Nah, Ramadhan adalah bulan berkah, yang diturunkan oleh Allah SWT untuk orang beriman,
dengan maksud Allah berharap agar kita orang beriman itu mampu membentuk diri menjadi
orang yang bertaqwa, tentu dengan fasilitas Ramadhan yang dianugerahkan oleh Allah SWT.
Selama bulan Ramadan, selain berpuasa, kita juga mengerjakan shalat tarawih, tadarus Al-
Qur’an, berinfaq/bershadaqah, dan dipenghujung Ramadhan kita melakukan i’tikaf. Bahkan,
secara keseluruhan kita meningkatkan amalan-amalan yang disunnahkan oleh Rasulullah SAW,
termasuk amalan yang berfungsi sosial seperti sedekah dan infak juga semakin meningkat baik
kuantitas maupun kualitasnya..Dan sebagai pamungkas ibadah penyempurna puasa, kita
menunaikan amalan yang berfungsi sosial juga, yakni zakat fitrah.
Perayaan ‘Idul Fitri bagi umat Islam merujuk, di antaranya, pada Ayat 185 surat al-Baqarah
وَلِتُكْمِلُوا الْعِدَّةَ وَلِتُكَبِّرُوا اللّٰهَ عَلٰى مَا هَدٰىكُمْ وَلَعَلَّكُمْ تَشْكُرُوْنَ
”… dan supaya kamu menyempurnakan bilangannya dan supaya kamu mengagungkan
kebesaran Allah atas petunjuk yang telah Dia berikan kepadamu dan supaya kamu bersyukur’.
Bagaimana cara kita mengagungkan kebesaran Allah Subhanahu wa Ta’aala dan mensyukuri
nikmat pemberian-Nya? Mari kita tingkatkan kesalehan sosial sebagai wujud ketakwaan kita
dengan mengamalkan firman Allah Subhanahu wa Ta’aala ayat 177 surat al-Baqarah,
yaitu beriman kepada Allah, hari kemudian, malaikat-malaikat, kitab-kitab, nabi-nabi dan
memberikan harta yang kita cintai kepada kerabat, anak-anak yatim, orang-orang miskin,
musafir (yang memerlukan pertolongan) dan orang-orang yang meminta-minta; mendirikan
shalat, dan menunaikan zakat; dan menepati janji apabila berjanji, dan sabar dalam
kesempitan, dan penderitaan.
Dengan kita mengamalkannya, insya-Allah akan dimuliakan oleh Allah Subhanahu wa Ta’aala
sebagaimana firman-Nya dalam surat Al-Hujurat (49):13,
اِنَّ اَكْرَمَكُمْ عِنْدَ اللّٰهِ اَتْقٰىكُمْ
“Sesungguhnya, orang yang paling mulia di antara kamu di sisi Allah adalah orang yang paling
bertakwa di antara kamu.”
Kita dimuliakan oleh sesama manusia saja sangat senang. Apalagi, dimuliakan oleh Allah
Subhanahu wa Ta’aala! Mulia di sisi Allah Subhanahu wa Ta’aala, Dzat Yang Mahamulia, pasti
mulia di mata manusia. Tetapi sebaliknya, mulia dihadapan manusia, belum tentu juga mulia
dimata Allah SWT.
Dengan demikian, pengertian Taqwa yang populer adalah kita yakin bahwa jika kita
melaksanakan perintah Allah Subhanahu wa Ta’aala dan meninggalkan larangan-Nya pasti
mulia di mata Allah sekaligus mulia dihadapan manusia. Semua yang diperintahkan
Allah Subhanahu wa Ta’aala, yang wajib kita lakukan, pasti mendatangkan kebaikan.

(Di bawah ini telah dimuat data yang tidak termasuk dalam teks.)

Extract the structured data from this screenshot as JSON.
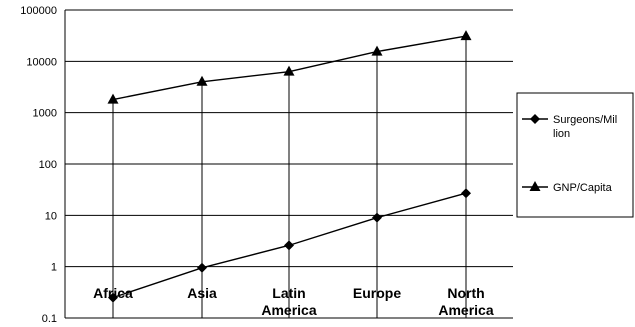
{
  "chart_data": {
    "type": "line",
    "y_scale": "log",
    "ylim": [
      0.1,
      100000
    ],
    "y_ticks": [
      "100000",
      "10000",
      "1000",
      "100",
      "10",
      "1",
      "0.1"
    ],
    "grid": "horizontal",
    "drop_lines": true,
    "categories": [
      [
        "Africa"
      ],
      [
        "Asia"
      ],
      [
        "Latin",
        "America"
      ],
      [
        "Europe"
      ],
      [
        "North",
        "America"
      ]
    ],
    "series": [
      {
        "name": [
          "Surgeons/Mil",
          "lion"
        ],
        "marker": "diamond",
        "values": [
          0.25,
          0.95,
          2.6,
          9,
          27
        ]
      },
      {
        "name": [
          "GNP/Capita"
        ],
        "marker": "triangle",
        "values": [
          1800,
          4000,
          6300,
          15500,
          31000
        ]
      }
    ],
    "legend_position": "right",
    "colors": {
      "line": "#000000",
      "grid": "#000000",
      "background": "#ffffff"
    }
  }
}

Sebaliknya, semua yang dilarang-Nya, dan karena itu, wajib kita tinggalkan, pasti mendatangkan
keburukan.
Idul Fitri merupakan satu kesatuan dengan ibadah Ramadan. Artinya, tidak ada idul fitri bagi
orang yang tidak berpuasa Ramadhan. Dan orang yang berpuasa Ramadhan sudah dipastikan
akan berujung dengan Idul Fitri. Oleh karena itu, amal saleh pada bulan Ramadan kita jadikan
modal bagi amal saleh pada bulan selanjutnya.

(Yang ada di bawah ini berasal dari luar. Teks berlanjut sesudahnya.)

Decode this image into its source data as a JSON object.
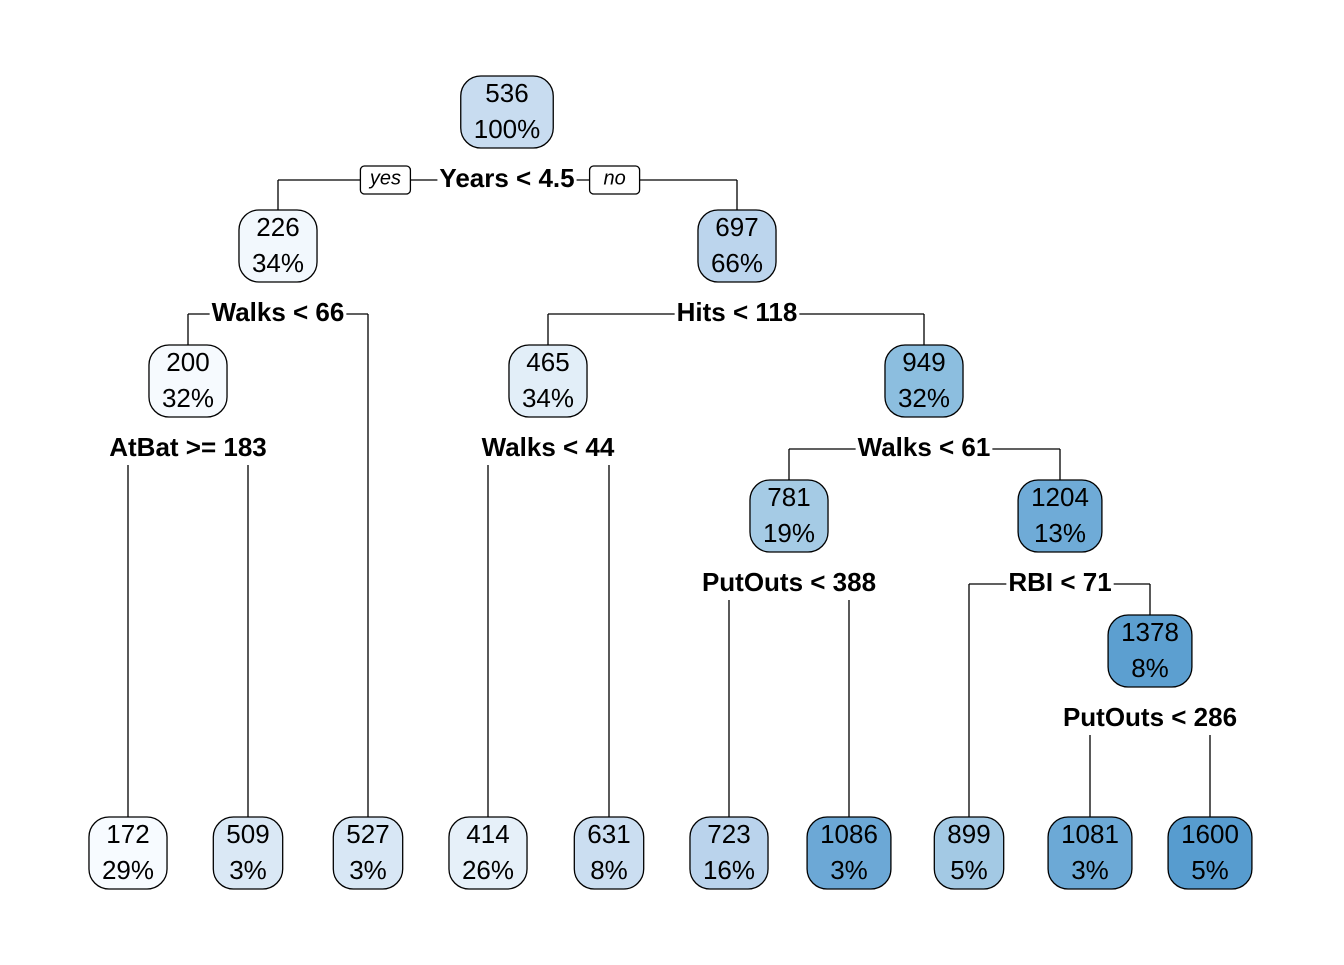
{
  "yes_label": "yes",
  "no_label": "no",
  "nodes": [
    {
      "value": "536",
      "percent": "100%",
      "split": "Years < 4.5"
    },
    {
      "value": "226",
      "percent": "34%",
      "split": "Walks < 66"
    },
    {
      "value": "697",
      "percent": "66%",
      "split": "Hits < 118"
    },
    {
      "value": "200",
      "percent": "32%",
      "split": "AtBat >= 183"
    },
    {
      "value": "465",
      "percent": "34%",
      "split": "Walks < 44"
    },
    {
      "value": "949",
      "percent": "32%",
      "split": "Walks < 61"
    },
    {
      "value": "781",
      "percent": "19%",
      "split": "PutOuts < 388"
    },
    {
      "value": "1204",
      "percent": "13%",
      "split": "RBI < 71"
    },
    {
      "value": "1378",
      "percent": "8%",
      "split": "PutOuts < 286"
    },
    {
      "value": "172",
      "percent": "29%"
    },
    {
      "value": "509",
      "percent": "3%"
    },
    {
      "value": "527",
      "percent": "3%"
    },
    {
      "value": "414",
      "percent": "26%"
    },
    {
      "value": "631",
      "percent": "8%"
    },
    {
      "value": "723",
      "percent": "16%"
    },
    {
      "value": "1086",
      "percent": "3%"
    },
    {
      "value": "899",
      "percent": "5%"
    },
    {
      "value": "1081",
      "percent": "3%"
    },
    {
      "value": "1600",
      "percent": "5%"
    }
  ]
}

Apalah artinya beridul fitri jika hari ini sama dengan kemarin; esok sama dengan hari ini; atau
malahan mungkin lebih jelek. Sebagaimana Sabda Rasulullah SAW yang menegaskan bahwa :
“barangsiapa yang hari ini sama dengan hari kemarin, maka itu adalah orang yang merugi, dan
barangsiapa yang hari esok lebih jelek dari hari ini, maka dialah orang-orang yang celaka”
Apalah artinya beridul fitri manakala hati nurani dibohongi. Nikmat Allah pun dikorupsi sampai
tak ingat mati atau mengira kematiannya sama dengan kematian hewan; tak perlu
pertanggungjawaban segala perbuatannya kepada Allah SWT.

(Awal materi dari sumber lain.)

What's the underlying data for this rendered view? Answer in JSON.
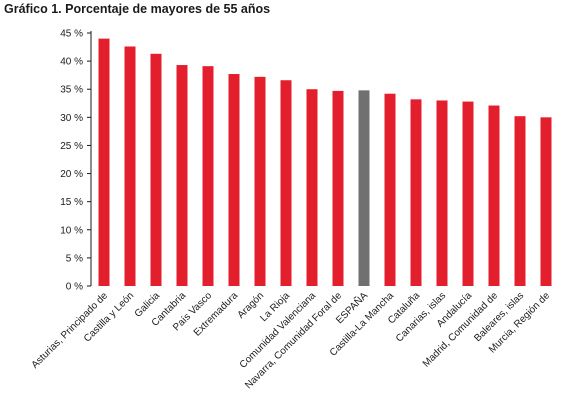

Apalah artinya beridul fitri jika kebencian tetap kebencian, tak berganti dengan kasih sayang
Ketakpedulian tetap ketakpedulian tak berganti dengan kepedulian. Kebohongan tetap
kebohongan tak berganti dengan kejujuran Kesombongan tetap kesombongan tak berganti
kerendahhatian atau tawadhdhu’. Kekasaran dan kekerasan tetap saja kekasaran dan kekerasan
tak berganti dengan kelemahlembutan. Ketumpulan perasaan tetap ketumpulan tak berganti
dengan kepekaan. Apalah artinya beridul fitri jika tak ada keramah-tamahan. Yang ada saling meremehkan. Tak
ada saling hormat dan saling menghargai. Yang ada saling hujat, saling mengklaim kebenaran,
tak ada saling sayang,yang ada adalah saling tendang. Tak ada saling rangkul, yang ada justru
saling pukul,saling memojokkan dan mendiskreditkan. Jika perlu menggunakan segala cara,
termasuk memfitnah dan membunuh saudaranya sendiri.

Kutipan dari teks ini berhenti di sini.